Alcohol has been known to human beings for tens of thousands of years. Alcohol should actually be called ethanol because there are many different types of alcohol known in chemistry. Alcoholic beverages are an integral part of our culture: we drink beer and wine over dinner, at celebrations or after work as means of relaxation from every day routine. This is not the case in every country. In some Arabic countries, such as Saudi Arabia, the consumption of alcohol is disapproved of. In Germany there are different age requirements for the vending of alcohol, depending on the alcohol content of the beverage (less than 15 Vol. % 16 years, more than 15 vol. % 18 years).
Alcoholic beverages are produced in different procedures: beer and wine are produced by fermentation. Hard liquor, such as whiskey, is made by distillation (a chemical procedure which abstracts water in order to increase the alcohol content) and liqueurs are made by blending different ingredients (such as fruits or herbs) with pure alcohol (sometimes by repeated distillation). The alcohol content of a beverage is measured in volume (Vol.%). Thus, a large beer (0,5l) contains about 19 grams of ethanol and one shot of hard liquor (0,02l) contains between 5 and 6 grams of ethanol. After consuming one alcoholic beverage the alcohol enters the blood stream fairly quickly. The alcohol concentration in the blood is called blood alcohol level (BLA = Promille in German).
Effects & risks
The effect of alcohol depends on many different factors, just as it is the case with any drug. The quantity and type of drink is an important factor as well as the mood of the consumer and the environment (alone or in a group). Smaller amounts tend to have a stimulating effect while larger amounts tend to have a more depressant or restraining effect. Most young people drink alcohol because it makes them feel less inhibited or self-conscious in regard to others and they want to be in a better mood. Many adolescents (as well as adults) think that it is healthy to consume small amounts of alcohol on a regular basis, e.g. one beer a night. This is only partly true and very much disputed in research because there are also negative effects, even with small amounts. Alcohol is toxic and damaging to the internal organs (especially the liver) and the brain. Thus, there are better ways to be healthy. Alcohol has positive and negative effects, just as any drug does. Most people consider the improved sociability, heightened mood and subdued anxiety as positive effects of alcohol consumption. On the other hand, nausea and the next day’s „hangover“, are some of the negative effects.
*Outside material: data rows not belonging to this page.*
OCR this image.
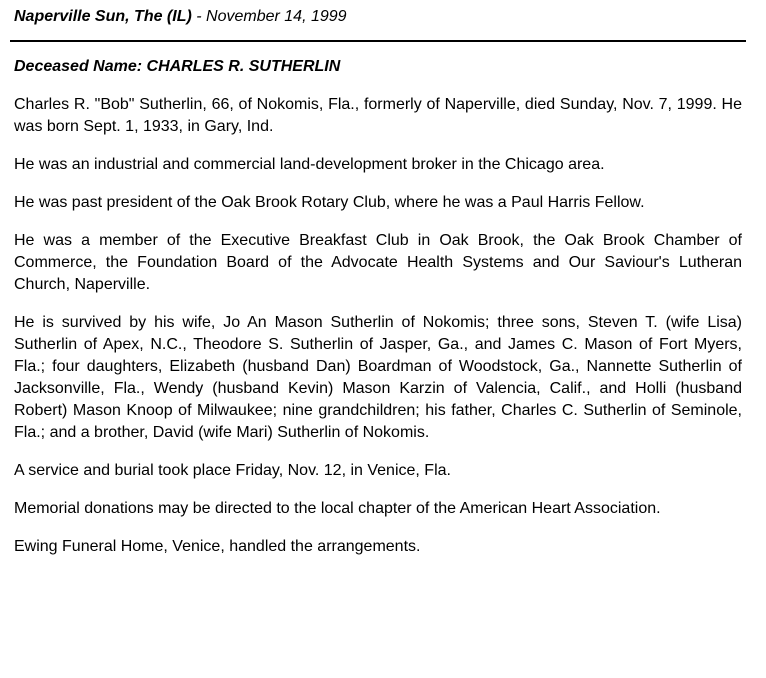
Naperville Sun, The (IL) - November 14, 1999
Deceased Name: CHARLES R. SUTHERLIN

Charles R. "Bob" Sutherlin, 66, of Nokomis, Fla., formerly of Naperville, died Sunday, Nov. 7, 1999. He was born Sept. 1, 1933, in Gary, Ind.

He was an industrial and commercial land-development broker in the Chicago area.

He was past president of the Oak Brook Rotary Club, where he was a Paul Harris Fellow.

He was a member of the Executive Breakfast Club in Oak Brook, the Oak Brook Chamber of Commerce, the Foundation Board of the Advocate Health Systems and Our Saviour's Lutheran Church, Naperville.

He is survived by his wife, Jo An Mason Sutherlin of Nokomis; three sons, Steven T. (wife Lisa) Sutherlin of Apex, N.C., Theodore S. Sutherlin of Jasper, Ga., and James C. Mason of Fort Myers, Fla.; four daughters, Elizabeth (husband Dan) Boardman of Woodstock, Ga., Nannette Sutherlin of Jacksonville, Fla., Wendy (husband Kevin) Mason Karzin of Valencia, Calif., and Holli (husband Robert) Mason Knoop of Milwaukee; nine grandchildren; his father, Charles C. Sutherlin of Seminole, Fla.; and a brother, David (wife Mari) Sutherlin of Nokomis.

A service and burial took place Friday, Nov. 12, in Venice, Fla.

Memorial donations may be directed to the local chapter of the American Heart Association.

Ewing Funeral Home, Venice, handled the arrangements.
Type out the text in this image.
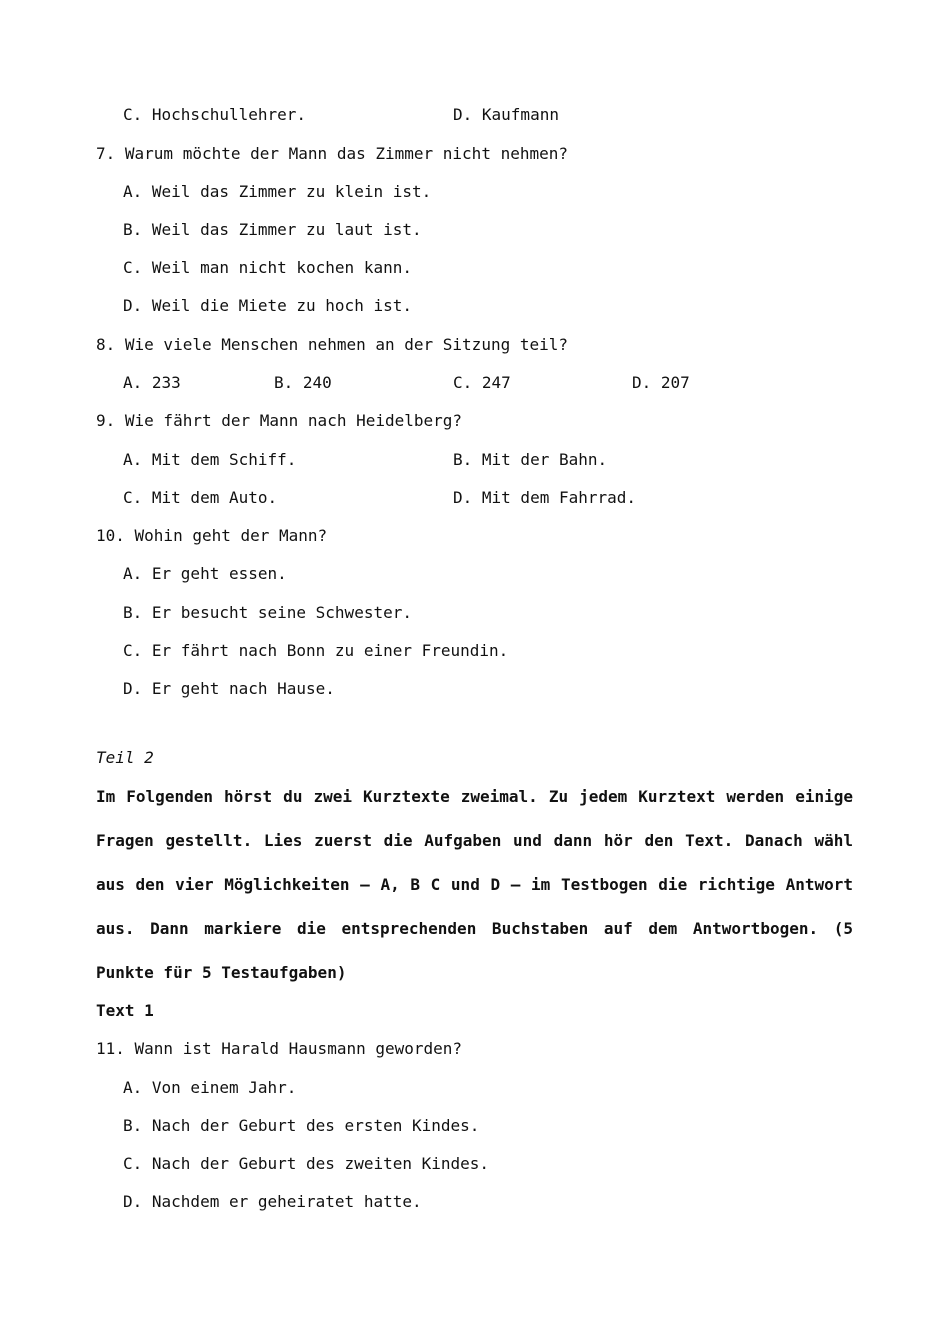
C. Hochschullehrer.	D. Kaufmann
7. Warum möchte der Mann das Zimmer nicht nehmen?
A. Weil das Zimmer zu klein ist.
B. Weil das Zimmer zu laut ist.
C. Weil man nicht kochen kann.
D. Weil die Miete zu hoch ist.
8. Wie viele Menschen nehmen an der Sitzung teil?
A. 233	B. 240	C. 247	D. 207
9. Wie fährt der Mann nach Heidelberg?
A. Mit dem Schiff.	B. Mit der Bahn.
C. Mit dem Auto.	D. Mit dem Fahrrad.
10. Wohin geht der Mann?
A. Er geht essen.
B. Er besucht seine Schwester.
C. Er fährt nach Bonn zu einer Freundin.
D. Er geht nach Hause.
Teil 2
Im Folgenden hörst du zwei Kurztexte zweimal. Zu jedem Kurztext werden einige Fragen gestellt. Lies zuerst die Aufgaben und dann hör den Text. Danach wähl aus den vier Möglichkeiten – A, B C und D – im Testbogen die richtige Antwort aus. Dann markiere die entsprechenden Buchstaben auf dem Antwortbogen. (5 Punkte für 5 Testaufgaben)
Text 1
11. Wann ist Harald Hausmann geworden?
A. Von einem Jahr.
B. Nach der Geburt des ersten Kindes.
C. Nach der Geburt des zweiten Kindes.
D. Nachdem er geheiratet hatte.
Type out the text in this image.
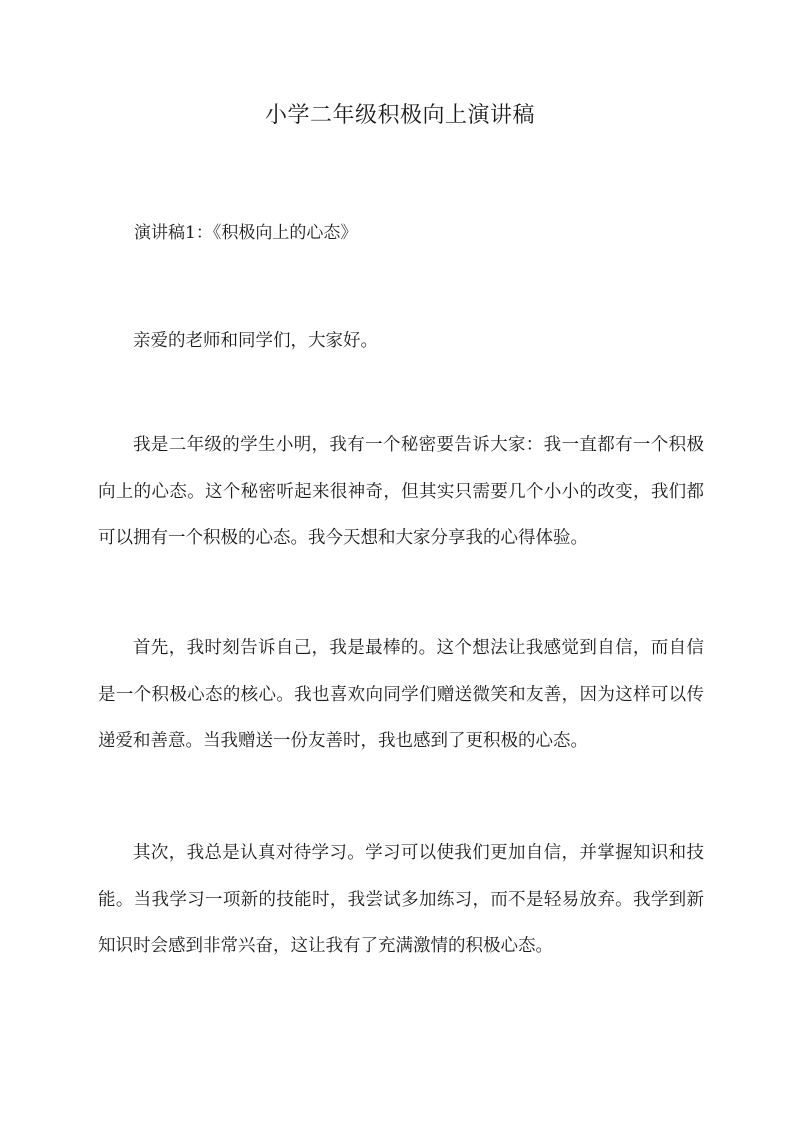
小学二年级积极向上演讲稿

演讲稿1：《积极向上的心态》

亲爱的老师和同学们，大家好。

我是二年级的学生小明，我有一个秘密要告诉大家：我一直都有一个积极向上的心态。这个秘密听起来很神奇，但其实只需要几个小小的改变，我们都可以拥有一个积极的心态。我今天想和大家分享我的心得体验。

首先，我时刻告诉自己，我是最棒的。这个想法让我感觉到自信，而自信是一个积极心态的核心。我也喜欢向同学们赠送微笑和友善，因为这样可以传递爱和善意。当我赠送一份友善时，我也感到了更积极的心态。

其次，我总是认真对待学习。学习可以使我们更加自信，并掌握知识和技能。当我学习一项新的技能时，我尝试多加练习，而不是轻易放弃。我学到新知识时会感到非常兴奋，这让我有了充满激情的积极心态。
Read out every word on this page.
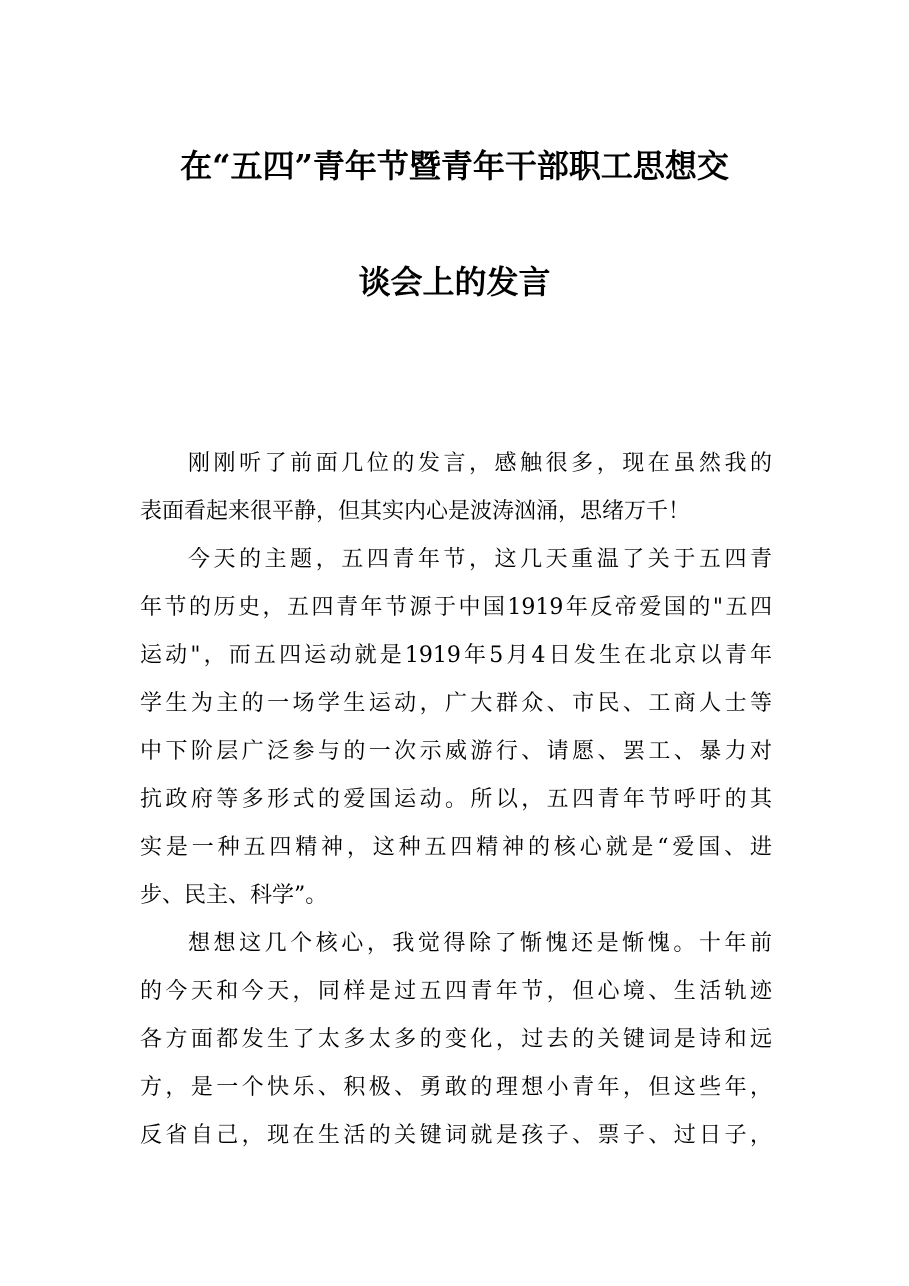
在“五四”青年节暨青年干部职工思想交
谈会上的发言
刚刚听了前面几位的发言，感触很多，现在虽然我的
表面看起来很平静，但其实内心是波涛汹涌，思绪万千！
今天的主题，五四青年节，这几天重温了关于五四青
年节的历史，五四青年节源于中国1919年反帝爱国的"五四
运动"，而五四运动就是1919年5月4日发生在北京以青年
学生为主的一场学生运动，广大群众、市民、工商人士等
中下阶层广泛参与的一次示威游行、请愿、罢工、暴力对
抗政府等多形式的爱国运动。所以，五四青年节呼吁的其
实是一种五四精神，这种五四精神的核心就是“爱国、进
步、民主、科学”。
想想这几个核心，我觉得除了惭愧还是惭愧。十年前
的今天和今天，同样是过五四青年节，但心境、生活轨迹
各方面都发生了太多太多的变化，过去的关键词是诗和远
方，是一个快乐、积极、勇敢的理想小青年，但这些年，
反省自己，现在生活的关键词就是孩子、票子、过日子，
Unfortunately, in our society it is mostly regarded something positive to have a high alcohol tolerance but actually those people who can drink a lot of alcohol without feeling any negative effects, such as a hangover or nausea, are at a higher risk to become addicted.
Alcohol and traffic
There is a zero tolerance rule during probationary period or for drivers younger than 21 years. Regarding the consequences of alcohol in traffic for all other drivers of motor vehicles it depends on the following:
• How much alcohol has been consumed
• if there has been a black-out, caused by alcohol and if people or things have been put to risk or have been damaged
As with any drug, there are also different ways to deal with alcohol.
A person drinks only occasionally without experiencing negative consequences such as blacking-out, feeling nauseous or getting into trouble with the police. Some people drink alcohol on a regular basis but only small amounts, such as a glass of wine a day. Also the consumption at social events must be put into this category, as long as there are no negative consequences. In medicine, alcohol is an ingredient of some medical drugs (medical use).
The consumption of alcohol in certain situations, such as in traffic (zero tolerance rule during probationary period or for drivers younger than 21 years), at work or in sports (risk of injury) is regarded as misuse. Also part of this category is the mixing of alcohol with medical drugs. Some beliefs about the consumption of alcohol are superstition, such as the belief that alcohol warms the body.
If someone needs to drink more and more in order to reach a certain effect, if he/she feels bad when he/she doesn’t drink, has a strong urge to drink, is being asked by others to drink less and experiences difficulties in reducing their drinking he/she is probably addicted to alcohol. You can also call it problematic use when someone uses alcohol to deal with problems (such as fear, sadness, anger) and cannot deal with it otherwise. Finally, also any kind of binge drinking must be put into this category.
Numbers about alcohol consumption*
About every 4th adolescent in the age range from 12 to 17 has never consumed alcohol before. Three quarters of the 12 to 17 year-olds have consumed alcohol at least once.
Most 12 to 17-year-olds don’t consume alcohol on a regular basis. Just about 23% of boys and 13% of girls drink alcohol at least once a week and thus are regular drinkers.
The majority of 12 to 17-year-olds and 18 to 20 year-olds have low-risk consumption patterns*.
BUT: Among 12 to 17-year-olds about 7% of boys and 6% of girls report on a risky alcohol consumption habit. Among 18 to 20-year-olds 10% of men and 6% of women report on a risky alcohol consumption habit.
* low-risk consumption (men 0–24g, women 0–12g), risky consumption (men > 24–60g, women > 12–40g).